Les films Gaumont en diffusion
Société de production et de distribution historique dans l’histoire du cinéma mondial, Gaumont restaure progressivement son patrimoine depuis quelques années. Une belle occasion pour la Cinémathèque suisse de revaloriser des œuvres importantes à travers son catalogue de diffusion.
Le secteur diffusion de la Cinémathèque suisse contribue à l’enrichissement de ses collections, tout en valorisant en salles le cinéma de patrimoine, ainsi que les films contemporains n’ayant pas trouvé de distributeur sur le territoire suisse. Dans ce cadre et compte tenu des bonnes relations entretenues par notre institution avec Gaumont qui effectue un immense travail de restauration de ses collections, il paraissait important de pouvoir représenter des œuvres de cette doyenne de la production cinématographique et de faciliter un retour en salle de quelques films restaurés des cinéastes qui ont bâti sa réputation.
Mais quelle difficulté de se limiter à une sélection d’une dizaine de titres pour faire état d’un catalogue aussi vaste et représentatif d’un cinéma national que celui de Gaumont. La sélection effectuée représente subjectivement trente ans de cinéma français, de l’entre-deux-guerres au début des années 1960. Un voyage à travers un cinéma français qui glisse du réalisme poétique – premier grand courant depuis la propagation du cinéma parlant (Zéro de conduite et L’Atalante de Jean Vigo) – vers un réalisme psychologique (Douce de Claude Autant-Lara, scénarisé par Pierre Bost et Jean Aurenche) lui emboîtant le pas à l’aune de la Seconde Guerre mondiale. Un courant généralisé durant la période dite de la Qualité française qui décline, dès le milieu des années 1950, pour laisser place aux prémices de la Nouvelle Vague (Le Feu Follet de Louis Malle se situant entre ces deux tendances).

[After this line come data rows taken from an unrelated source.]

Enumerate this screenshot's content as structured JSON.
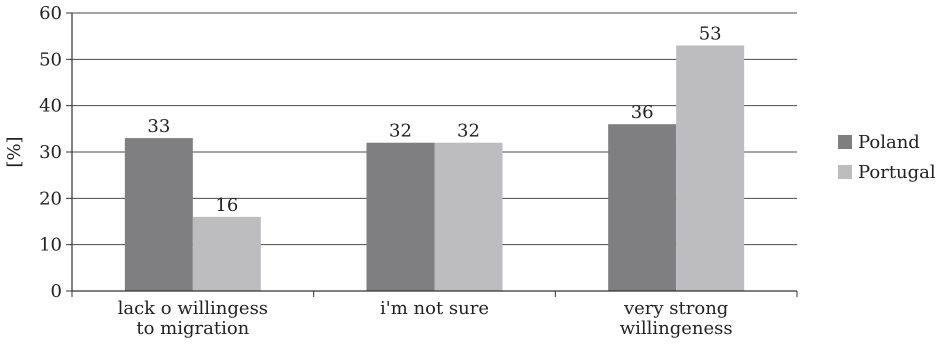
{
  "chart_data": {
    "type": "bar",
    "title": "",
    "xlabel": "",
    "ylabel": "[%]",
    "ylim": [
      0,
      60
    ],
    "yticks": [
      0,
      10,
      20,
      30,
      40,
      50,
      60
    ],
    "grid": true,
    "legend_position": "right",
    "categories": [
      [
        "lack o willingess",
        "to migration"
      ],
      [
        "i'm not sure"
      ],
      [
        "very strong",
        "willingeness"
      ]
    ],
    "series": [
      {
        "name": "Poland",
        "values": [
          33,
          32,
          36
        ],
        "color": "#7f7f82"
      },
      {
        "name": "Portugal",
        "values": [
          16,
          32,
          53
        ],
        "color": "#bdbdc0"
      }
    ]
  }
}
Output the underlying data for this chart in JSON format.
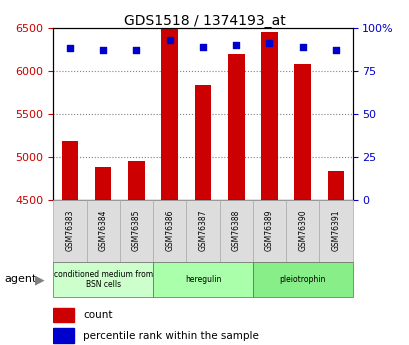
{
  "title": "GDS1518 / 1374193_at",
  "samples": [
    "GSM76383",
    "GSM76384",
    "GSM76385",
    "GSM76386",
    "GSM76387",
    "GSM76388",
    "GSM76389",
    "GSM76390",
    "GSM76391"
  ],
  "counts": [
    5180,
    4880,
    4950,
    6480,
    5840,
    6190,
    6450,
    6080,
    4840
  ],
  "percentiles": [
    88,
    87,
    87,
    93,
    89,
    90,
    91,
    89,
    87
  ],
  "ylim_left": [
    4500,
    6500
  ],
  "ylim_right": [
    0,
    100
  ],
  "yticks_left": [
    4500,
    5000,
    5500,
    6000,
    6500
  ],
  "yticks_right": [
    0,
    25,
    50,
    75,
    100
  ],
  "bar_color": "#cc0000",
  "dot_color": "#0000cc",
  "background_plot": "#ffffff",
  "groups": [
    {
      "label": "conditioned medium from\nBSN cells",
      "start": 0,
      "end": 3,
      "color": "#ccffcc"
    },
    {
      "label": "heregulin",
      "start": 3,
      "end": 6,
      "color": "#aaffaa"
    },
    {
      "label": "pleiotrophin",
      "start": 6,
      "end": 9,
      "color": "#88ee88"
    }
  ],
  "tick_label_area_color": "#dddddd",
  "agent_label": "agent",
  "legend_count_label": "count",
  "legend_pct_label": "percentile rank within the sample"
}
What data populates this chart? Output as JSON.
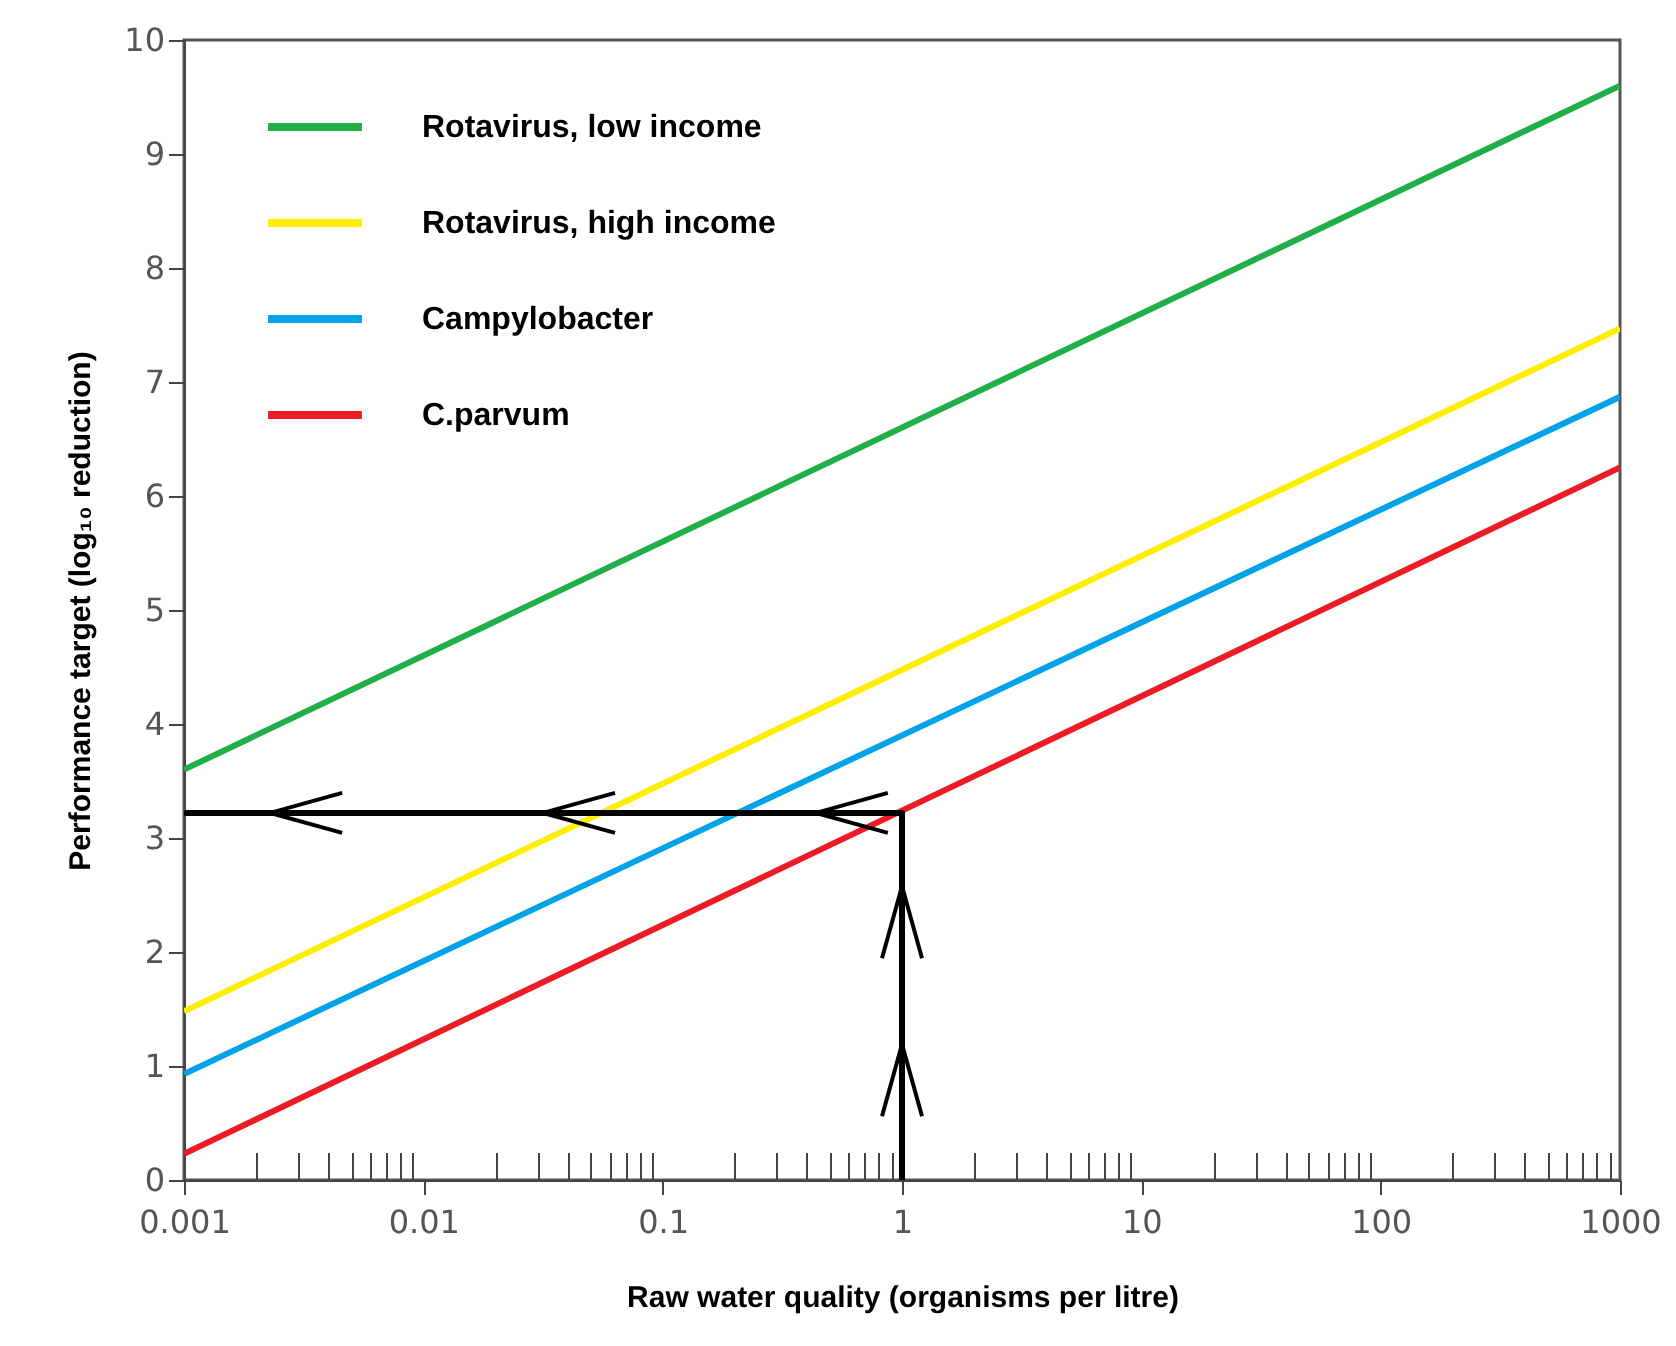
{
  "chart_data": {
    "type": "line",
    "xlabel": "Raw water quality (organisms per litre)",
    "ylabel": "Performance target (log₁₀ reduction)",
    "log": "x",
    "grid": false,
    "legend": "top left",
    "line_style": "solid",
    "marker": "none",
    "xlim": [
      0.001,
      1000
    ],
    "ylim": [
      0,
      10
    ],
    "xticks": [
      0.001,
      {
        "value": 0.002,
        "label": null
      },
      {
        "value": 0.003,
        "label": null
      },
      {
        "value": 0.004,
        "label": null
      },
      {
        "value": 0.005,
        "label": null
      },
      {
        "value": 0.006,
        "label": null
      },
      {
        "value": 0.007,
        "label": null
      },
      {
        "value": 0.008,
        "label": null
      },
      {
        "value": 0.009,
        "label": null
      },
      0.01,
      {
        "value": 0.02,
        "label": null
      },
      {
        "value": 0.03,
        "label": null
      },
      {
        "value": 0.04,
        "label": null
      },
      {
        "value": 0.05,
        "label": null
      },
      {
        "value": 0.06,
        "label": null
      },
      {
        "value": 0.07,
        "label": null
      },
      {
        "value": 0.08,
        "label": null
      },
      {
        "value": 0.09,
        "label": null
      },
      0.1,
      {
        "value": 0.2,
        "label": null
      },
      {
        "value": 0.3,
        "label": null
      },
      {
        "value": 0.4,
        "label": null
      },
      {
        "value": 0.5,
        "label": null
      },
      {
        "value": 0.6,
        "label": null
      },
      {
        "value": 0.7,
        "label": null
      },
      {
        "value": 0.8,
        "label": null
      },
      {
        "value": 0.9,
        "label": null
      },
      1,
      {
        "value": 2,
        "label": null
      },
      {
        "value": 3,
        "label": null
      },
      {
        "value": 4,
        "label": null
      },
      {
        "value": 5,
        "label": null
      },
      {
        "value": 6,
        "label": null
      },
      {
        "value": 7,
        "label": null
      },
      {
        "value": 8,
        "label": null
      },
      {
        "value": 9,
        "label": null
      },
      10,
      {
        "value": 20,
        "label": null
      },
      {
        "value": 30,
        "label": null
      },
      {
        "value": 40,
        "label": null
      },
      {
        "value": 50,
        "label": null
      },
      {
        "value": 60,
        "label": null
      },
      {
        "value": 70,
        "label": null
      },
      {
        "value": 80,
        "label": null
      },
      {
        "value": 90,
        "label": null
      },
      100,
      {
        "value": 200,
        "label": null
      },
      {
        "value": 300,
        "label": null
      },
      {
        "value": 400,
        "label": null
      },
      {
        "value": 500,
        "label": null
      },
      {
        "value": 600,
        "label": null
      },
      {
        "value": 700,
        "label": null
      },
      {
        "value": 800,
        "label": null
      },
      {
        "value": 900,
        "label": null
      },
      1000
    ],
    "yticks": [
      0,
      1,
      2,
      3,
      4,
      5,
      6,
      7,
      8,
      9,
      10
    ],
    "series": [
      {
        "name": "Rotavirus, low income",
        "color": "#1fae47",
        "x": [
          0.001,
          1000
        ],
        "values": [
          3.6,
          9.6
        ]
      },
      {
        "name": "Rotavirus, high income",
        "color": "#ffee00",
        "x": [
          0.001,
          1000
        ],
        "values": [
          1.48,
          7.47
        ]
      },
      {
        "name": "Campylobacter",
        "color": "#00a2e8",
        "x": [
          0.001,
          1000
        ],
        "values": [
          0.93,
          6.87
        ]
      },
      {
        "name": "C.parvum",
        "color": "#ed1c24",
        "x": [
          0.001,
          1000
        ],
        "values": [
          0.23,
          6.25
        ]
      },
      {
        "color": "#000000",
        "x": [
          1,
          1,
          0.001
        ],
        "values": [
          0,
          3.22,
          3.22
        ]
      }
    ]
  }
}
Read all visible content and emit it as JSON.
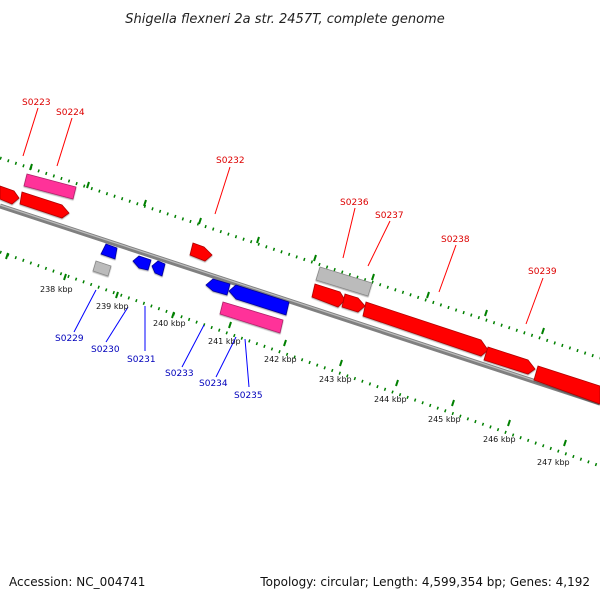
{
  "title": "Shigella flexneri 2a str. 2457T, complete genome",
  "footer": {
    "accession": "Accession: NC_004741",
    "summary": "Topology: circular; Length: 4,599,354 bp; Genes: 4,192"
  },
  "colors": {
    "forward_gene": "#ff0000",
    "reverse_gene": "#0000ff",
    "pseudo_gene": "#bbbbbb",
    "rna_gene": "#ff3399",
    "forward_label": "#dd0000",
    "reverse_label": "#0000bb",
    "backbone": "#808080",
    "ticks": "#008000"
  },
  "ticks": [
    {
      "label": "238 kbp"
    },
    {
      "label": "239 kbp"
    },
    {
      "label": "240 kbp"
    },
    {
      "label": "241 kbp"
    },
    {
      "label": "242 kbp"
    },
    {
      "label": "243 kbp"
    },
    {
      "label": "244 kbp"
    },
    {
      "label": "245 kbp"
    },
    {
      "label": "246 kbp"
    },
    {
      "label": "247 kbp"
    }
  ],
  "forward_labels": [
    "S0223",
    "S0224",
    "S0232",
    "S0236",
    "S0237",
    "S0238",
    "S0239"
  ],
  "reverse_labels": [
    "S0229",
    "S0230",
    "S0231",
    "S0233",
    "S0234",
    "S0235"
  ]
}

Prenant place dès 1945, cette période du cinéma restera synonyme d’excellence pour le système de production français jusque dans le milieu des années 1950. Elle constitue une approche d’un cinéma très maîtrisé et rigoureux, tourné majoritairement en studio, et dans laquelle les scénaristes et les techniciens (chefs opérateurs, costumiers, décorateurs) jouent un rôle primordial.
Cette approche perd ensuite ses lettres de noblesse, fustigée par une jeune génération de cinéastes – souvent rompus à l’exercice critique par leur passage dans Les Cahiers du cinéma – voulant se démarquer de l’arrière-garde et qui formeront la Nouvelle Vague, à l’instar de François Truffaut et de son fameux plaidoyer en faveur d’une distanciation de cette Qualité française, «Une certaine tendance du cinéma français», paru dans le numéro de janvier 1954 des Cahiers du cinéma. Mais au-delà des appartenances et classifications, le présent cycle de films permet avant tout d’explorer des œuvres de réalisateurs qui ont marqué un pan de l’histoire du cinéma par le prisme d’une maison de production iconique.